High-efficiency, low-loss Floquet Josephson Traveling Wave Parametric Amplifier

Abstract

Advancing error-corrected quantum computing and fundamental science necessitates quantum-limited amplifiers with near-ideal quantum efficiency and multiplexing capability. However, existing solutions achieve one at the expense of the other; for example, Josephson traveling wave parametric amplifiers (JTWPAs) are highgain, broadband, and chip-based quantum amplifiers that conventionally incur a bandwidth-noise tradeoff. When operated at 20-dB gain and instantaneous bandwidths of a few GHz, JTWPAs typically reach near-quantum limited intrinsic efficiencies of 70% - 85% relative to that of an ideal phase-preserving quantum amplifier. This is due to information leakage to the sidebands of the JTWPA, which can be recovered by adiabatically transforming the input modes to Floquet modes of the system within the device. In this thesis, we experimentally demonstrate the first Floquet-mode travelingwave parametric amplifier (Floquet TWPA). Fabricated in a superconducting qubit process, this Floquet TWPA achieves minimal dissipation, quantum-limited noise performance, and broadband operation. Our device exhibits > 20-dB amplification over a 3-GHz instantaneous bandwidth, <0.5 -dB average in-band insertion loss, and the highest-reported intrinsic quantum efficiency for a TWPA of 92.1±7.6%, relative to an ideal phase-preserving amplifier.
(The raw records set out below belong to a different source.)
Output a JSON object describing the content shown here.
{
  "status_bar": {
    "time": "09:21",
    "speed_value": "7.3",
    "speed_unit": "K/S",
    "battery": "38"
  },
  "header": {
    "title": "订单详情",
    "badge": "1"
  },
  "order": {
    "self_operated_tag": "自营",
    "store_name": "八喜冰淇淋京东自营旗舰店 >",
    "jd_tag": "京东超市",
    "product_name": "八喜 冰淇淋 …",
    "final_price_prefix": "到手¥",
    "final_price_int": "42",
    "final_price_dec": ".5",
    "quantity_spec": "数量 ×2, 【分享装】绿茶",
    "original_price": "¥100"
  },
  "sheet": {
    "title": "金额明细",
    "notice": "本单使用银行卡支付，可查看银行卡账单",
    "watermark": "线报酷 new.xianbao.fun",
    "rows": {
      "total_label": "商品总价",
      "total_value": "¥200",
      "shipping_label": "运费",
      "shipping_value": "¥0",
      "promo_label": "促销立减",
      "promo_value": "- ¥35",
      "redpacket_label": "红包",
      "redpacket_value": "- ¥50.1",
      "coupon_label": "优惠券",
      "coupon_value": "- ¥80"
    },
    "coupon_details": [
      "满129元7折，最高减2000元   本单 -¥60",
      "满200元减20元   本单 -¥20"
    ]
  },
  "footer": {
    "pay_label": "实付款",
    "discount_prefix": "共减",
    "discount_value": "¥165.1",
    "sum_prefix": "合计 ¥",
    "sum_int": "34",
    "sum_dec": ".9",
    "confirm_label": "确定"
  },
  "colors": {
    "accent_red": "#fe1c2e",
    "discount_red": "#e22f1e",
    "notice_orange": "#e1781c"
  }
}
When measuring a superconducting qubit, our Floquet TWPA enables a system measurement efficiency of 65.1 ± 5.8%, the highest-reported in a superconducting qubit readout experiment utilizing phase-preserving amplifiers to the best of our knowledge. Finally, we discuss the noise limitations of our current experimental setup, as well as impedance matching strategies that will enable us to push towards ideal JTWPA performance. These general-purpose Floquet TWPAs are suitable for fast, high-fidelity multiplexed readout in large-scale quantum systems and future monolithic integration with quantum processors.